Bob's co-star by "Inequality for All" website
JB: To go from two-minute videos to a full-length film is a big deal. So, the project benefited from the fact that you already had experience in various aspects of filmmaking under your belt. For readers who may not be familiar with your work, would you please fill us in on what you'd been up to before Inequality for All?
JK: It is a pretty eclectic story, but I'll explain it as best as I can. I started out directing theater. My brother, Josh Kornbluth, is a comic solo performer in the Bay Area, and I directed several of his pieces. My first film was an adaptation of one of those solo shows -- it was called Haiku Tunnel, and although you'd never guess it from the title, it was an office comedy about a "temp" office worker that struggles when he goes "perm". It got into Sundance and was released by Sony Pictures Classics. Unfortunately (in many ways), the film's premiere was Sept. 11, 2001. People have told me that was the worst day to release a film since Pearl Harbor got attacked.
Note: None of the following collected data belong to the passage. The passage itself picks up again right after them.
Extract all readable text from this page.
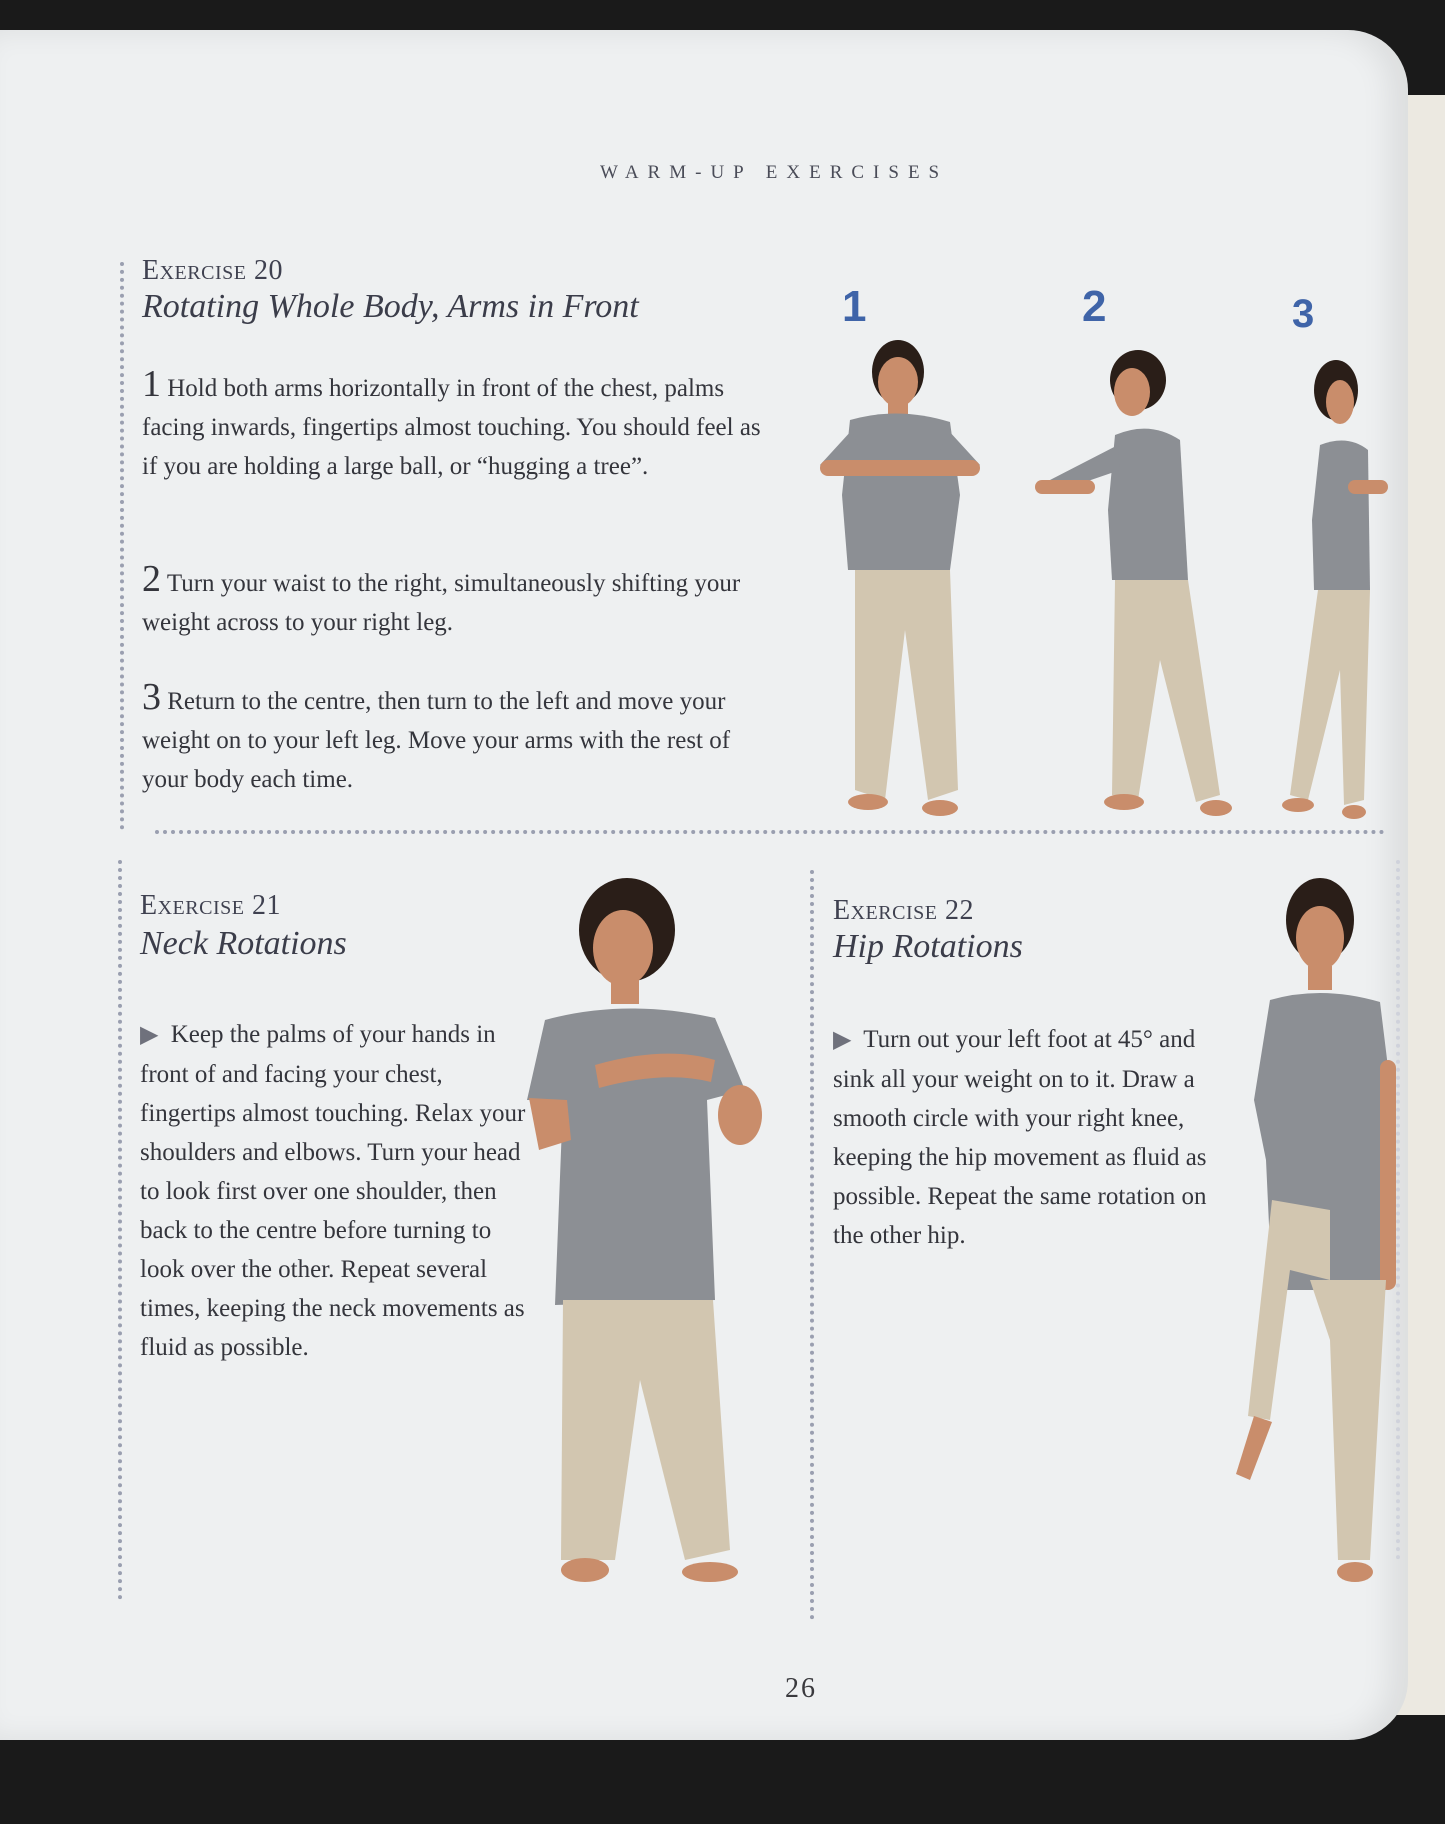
WARM-UP EXERCISES
Exercise 20
Rotating Whole Body, Arms in Front

1 Hold both arms horizontally in front of the chest, palms facing inwards, fingertips almost touching. You should feel as if you are holding a large ball, or “hugging a tree”.

2 Turn your waist to the right, simultaneously shifting your weight across to your right leg.

3 Return to the centre, then turn to the left and move your weight on to your left leg. Move your arms with the rest of your body each time.

1	2	3
Exercise 21
Neck Rotations

▶ Keep the palms of your hands in front of and facing your chest, fingertips almost touching. Relax your shoulders and elbows. Turn your head to look first over one shoulder, then back to the centre before turning to look over the other. Repeat several times, keeping the neck movements as fluid as possible.

Exercise 22
Hip Rotations

▶ Turn out your left foot at 45° and sink all your weight on to it. Draw a smooth circle with your right knee, keeping the hip movement as fluid as possible. Repeat the same rotation on the other hip.

26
After that, I made a somewhat autobiographical intense family drama called The Best Thief in the World. It was about a troubled kid that breaks into other people's apartments to rearrange the furniture and kind of mess with their minds. I made it with a group of NY theater actors that I had admired -- Mary Louise Parker, Audra McDonald, David Warshofsky, and Lois Smith, among others -- and some non-actor kids. It also got into Sundance and was released by Showtime Independent Films.
I'm incredibly proud of both of those films, and both films have lots of fans, but the film industry (understandably) had trouble knowing what to make of me. Was I a comedy director or was I more about drama? I can say that, for me, all of the projects I work on are connected and they were all stories that were personally important for me to tell. In between those films, I've directed plenty of videos and short-form projects, and written scripts for hire. I can only imagine the difficulty the industry will now have have putting those two earlier films in a box with a documentary about the economy!
For Inequality For All, however, the truth is that all of those diverse experiences were crucial to making the film. I didn't have a background or inclination towards didactic storytelling, for example -- my passion is aroused much more by character and the complexity in humanity rather than lecturing or reducing a problem to pat answers -- and I think that was exactly the right background and approach to make Inequality For All.